Barbara Hershey plays Nina’s controlling mother, who has projected her disappointments from her own curtailed career onto her daughter. In a sickly sweet, cotton ball world at home Nina lives as a little girl, primed only to succeed as a dancer. This suffocating environment is far from helpful as Nina works to try and embrace the role of evil, seductive Black Swan as well as the pure, fragile and perfect White Swan Queen. Her director continually tells her to loosen up and the suffocation from Nina’s home life spread throughout the film, haunting her and the audience. Nina projects her own anxieties onto the confident, relaxed Lily, who soon becomes a recurring, taunting theme in her fantasies.

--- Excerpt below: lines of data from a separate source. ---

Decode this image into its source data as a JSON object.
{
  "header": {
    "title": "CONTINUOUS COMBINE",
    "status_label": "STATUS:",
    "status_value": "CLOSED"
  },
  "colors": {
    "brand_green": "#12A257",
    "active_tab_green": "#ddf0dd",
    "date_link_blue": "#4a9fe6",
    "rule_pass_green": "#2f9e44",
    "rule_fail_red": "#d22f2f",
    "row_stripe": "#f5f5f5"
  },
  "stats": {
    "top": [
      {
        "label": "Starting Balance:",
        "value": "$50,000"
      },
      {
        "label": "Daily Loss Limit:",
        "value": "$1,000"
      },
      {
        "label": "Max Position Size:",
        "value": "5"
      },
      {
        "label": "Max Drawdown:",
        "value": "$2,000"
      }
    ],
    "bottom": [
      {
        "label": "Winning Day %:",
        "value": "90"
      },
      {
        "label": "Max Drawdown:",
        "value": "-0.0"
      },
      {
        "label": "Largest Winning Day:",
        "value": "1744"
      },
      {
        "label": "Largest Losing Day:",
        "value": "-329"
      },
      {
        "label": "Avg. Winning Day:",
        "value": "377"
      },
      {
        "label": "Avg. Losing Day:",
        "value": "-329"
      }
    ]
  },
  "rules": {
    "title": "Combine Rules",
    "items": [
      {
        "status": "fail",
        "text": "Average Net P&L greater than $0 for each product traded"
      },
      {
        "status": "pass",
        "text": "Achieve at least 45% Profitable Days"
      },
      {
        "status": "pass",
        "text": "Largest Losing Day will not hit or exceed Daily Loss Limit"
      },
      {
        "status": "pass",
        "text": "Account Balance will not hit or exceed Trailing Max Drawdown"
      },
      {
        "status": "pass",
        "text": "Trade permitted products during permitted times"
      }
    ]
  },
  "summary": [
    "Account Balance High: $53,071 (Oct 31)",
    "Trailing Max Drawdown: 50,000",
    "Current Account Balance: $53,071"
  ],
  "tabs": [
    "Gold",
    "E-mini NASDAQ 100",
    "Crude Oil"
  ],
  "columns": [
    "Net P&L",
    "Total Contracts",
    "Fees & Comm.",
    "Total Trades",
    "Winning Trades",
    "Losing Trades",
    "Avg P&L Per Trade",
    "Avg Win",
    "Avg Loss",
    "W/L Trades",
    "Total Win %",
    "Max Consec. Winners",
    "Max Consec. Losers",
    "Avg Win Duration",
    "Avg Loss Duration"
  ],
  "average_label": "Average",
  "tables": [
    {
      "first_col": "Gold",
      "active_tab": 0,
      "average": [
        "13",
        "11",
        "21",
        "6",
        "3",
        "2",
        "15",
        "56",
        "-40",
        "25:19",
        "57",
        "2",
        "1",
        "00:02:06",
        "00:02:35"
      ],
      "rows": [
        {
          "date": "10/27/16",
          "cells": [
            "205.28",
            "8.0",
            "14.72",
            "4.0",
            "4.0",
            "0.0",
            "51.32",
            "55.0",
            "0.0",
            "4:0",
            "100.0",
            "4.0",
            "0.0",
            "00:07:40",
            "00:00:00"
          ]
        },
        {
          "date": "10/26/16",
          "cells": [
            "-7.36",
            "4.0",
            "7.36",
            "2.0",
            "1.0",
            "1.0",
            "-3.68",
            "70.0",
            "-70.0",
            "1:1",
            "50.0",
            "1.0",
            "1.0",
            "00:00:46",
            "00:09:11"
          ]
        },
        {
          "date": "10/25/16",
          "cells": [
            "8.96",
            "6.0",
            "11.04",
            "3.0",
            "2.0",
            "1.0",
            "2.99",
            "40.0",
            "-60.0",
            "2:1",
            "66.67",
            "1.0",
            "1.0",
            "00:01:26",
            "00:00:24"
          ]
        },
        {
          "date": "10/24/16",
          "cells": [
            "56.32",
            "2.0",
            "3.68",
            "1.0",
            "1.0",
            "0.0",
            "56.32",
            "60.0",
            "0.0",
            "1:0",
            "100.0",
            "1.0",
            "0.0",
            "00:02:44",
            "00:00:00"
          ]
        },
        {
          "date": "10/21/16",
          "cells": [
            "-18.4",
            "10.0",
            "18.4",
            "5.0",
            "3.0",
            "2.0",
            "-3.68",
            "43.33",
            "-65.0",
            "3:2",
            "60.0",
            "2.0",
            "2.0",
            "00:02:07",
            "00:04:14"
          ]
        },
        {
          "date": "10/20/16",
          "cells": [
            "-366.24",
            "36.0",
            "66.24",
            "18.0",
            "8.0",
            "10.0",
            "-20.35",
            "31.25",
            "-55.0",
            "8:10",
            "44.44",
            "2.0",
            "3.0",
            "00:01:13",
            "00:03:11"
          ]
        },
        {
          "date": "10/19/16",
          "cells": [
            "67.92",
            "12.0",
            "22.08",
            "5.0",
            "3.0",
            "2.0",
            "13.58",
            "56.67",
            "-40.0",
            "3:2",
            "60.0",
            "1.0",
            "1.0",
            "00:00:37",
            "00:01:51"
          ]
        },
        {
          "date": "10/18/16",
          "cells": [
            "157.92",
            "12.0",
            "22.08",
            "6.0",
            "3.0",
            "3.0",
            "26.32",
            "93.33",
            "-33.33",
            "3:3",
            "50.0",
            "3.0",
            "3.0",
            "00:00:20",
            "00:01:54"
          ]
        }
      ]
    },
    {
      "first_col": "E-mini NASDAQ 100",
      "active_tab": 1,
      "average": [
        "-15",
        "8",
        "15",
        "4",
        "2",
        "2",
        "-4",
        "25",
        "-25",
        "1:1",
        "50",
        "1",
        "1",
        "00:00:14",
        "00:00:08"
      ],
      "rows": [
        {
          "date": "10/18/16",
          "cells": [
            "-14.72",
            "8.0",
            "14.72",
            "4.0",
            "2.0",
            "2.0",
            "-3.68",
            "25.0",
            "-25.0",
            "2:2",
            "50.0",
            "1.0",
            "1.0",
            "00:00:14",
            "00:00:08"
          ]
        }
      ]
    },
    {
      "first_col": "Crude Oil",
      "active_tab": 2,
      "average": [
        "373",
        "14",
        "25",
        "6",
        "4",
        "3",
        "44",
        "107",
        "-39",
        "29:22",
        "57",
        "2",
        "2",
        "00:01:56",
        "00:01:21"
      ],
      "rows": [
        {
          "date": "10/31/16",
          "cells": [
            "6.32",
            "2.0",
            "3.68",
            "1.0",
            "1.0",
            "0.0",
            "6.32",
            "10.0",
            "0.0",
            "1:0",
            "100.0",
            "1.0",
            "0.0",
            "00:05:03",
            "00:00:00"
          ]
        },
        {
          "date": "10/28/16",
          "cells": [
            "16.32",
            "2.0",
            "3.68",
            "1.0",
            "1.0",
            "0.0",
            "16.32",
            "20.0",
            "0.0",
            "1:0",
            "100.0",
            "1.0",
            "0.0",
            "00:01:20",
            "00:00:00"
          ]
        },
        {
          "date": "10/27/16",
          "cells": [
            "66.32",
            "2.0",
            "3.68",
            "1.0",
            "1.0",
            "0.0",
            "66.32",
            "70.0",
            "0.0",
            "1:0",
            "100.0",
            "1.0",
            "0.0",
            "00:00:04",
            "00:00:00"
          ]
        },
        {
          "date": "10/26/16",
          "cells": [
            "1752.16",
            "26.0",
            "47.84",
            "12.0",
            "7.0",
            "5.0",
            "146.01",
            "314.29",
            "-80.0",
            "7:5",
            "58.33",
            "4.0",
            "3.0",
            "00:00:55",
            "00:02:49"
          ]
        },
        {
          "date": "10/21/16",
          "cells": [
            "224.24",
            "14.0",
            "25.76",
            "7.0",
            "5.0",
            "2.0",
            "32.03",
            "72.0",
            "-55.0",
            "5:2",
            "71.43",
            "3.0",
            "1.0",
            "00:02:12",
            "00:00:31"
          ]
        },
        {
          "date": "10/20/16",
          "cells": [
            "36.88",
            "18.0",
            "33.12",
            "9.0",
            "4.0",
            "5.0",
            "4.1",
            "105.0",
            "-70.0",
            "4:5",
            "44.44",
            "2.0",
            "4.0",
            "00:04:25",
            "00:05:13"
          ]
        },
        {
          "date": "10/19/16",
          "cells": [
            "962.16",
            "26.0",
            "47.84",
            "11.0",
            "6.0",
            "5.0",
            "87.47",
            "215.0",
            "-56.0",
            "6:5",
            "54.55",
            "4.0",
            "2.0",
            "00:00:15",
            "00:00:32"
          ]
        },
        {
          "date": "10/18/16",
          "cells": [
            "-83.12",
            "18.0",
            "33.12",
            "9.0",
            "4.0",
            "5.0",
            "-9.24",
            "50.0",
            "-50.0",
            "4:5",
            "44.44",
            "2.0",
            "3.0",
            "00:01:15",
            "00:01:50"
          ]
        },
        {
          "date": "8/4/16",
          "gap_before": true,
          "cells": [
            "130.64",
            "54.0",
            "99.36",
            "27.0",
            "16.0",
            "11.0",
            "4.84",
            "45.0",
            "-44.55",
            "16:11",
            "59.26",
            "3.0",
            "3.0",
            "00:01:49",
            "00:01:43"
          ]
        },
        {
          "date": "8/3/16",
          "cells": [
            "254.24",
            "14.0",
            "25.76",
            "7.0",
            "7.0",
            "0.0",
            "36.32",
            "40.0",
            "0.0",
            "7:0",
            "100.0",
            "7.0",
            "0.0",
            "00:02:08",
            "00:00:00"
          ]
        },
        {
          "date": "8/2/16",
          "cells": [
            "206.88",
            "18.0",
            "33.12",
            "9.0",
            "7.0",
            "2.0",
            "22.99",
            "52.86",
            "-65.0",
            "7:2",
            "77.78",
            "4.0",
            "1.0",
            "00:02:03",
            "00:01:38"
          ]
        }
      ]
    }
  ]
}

At the beginning of the film, Cassel’s director tells his dancers his will be a “visceral” reworking of Swan Lake. And Black Swan is certainly visceral. Of course it touches on all the themes I mentioned earlier, but in reality it’s far too over the top to explore them properly. Above all else it is a fantastical and theatrical story. You’ll be gripped by the drama, haunted and confused by the plot. Sucked in by claustrophobic visuals, charmed by stunning dance sequences and engaged by superb acting; Black Swan has a bit of everything and its vividness is inexplicable. You won’t see anything more sensual this year.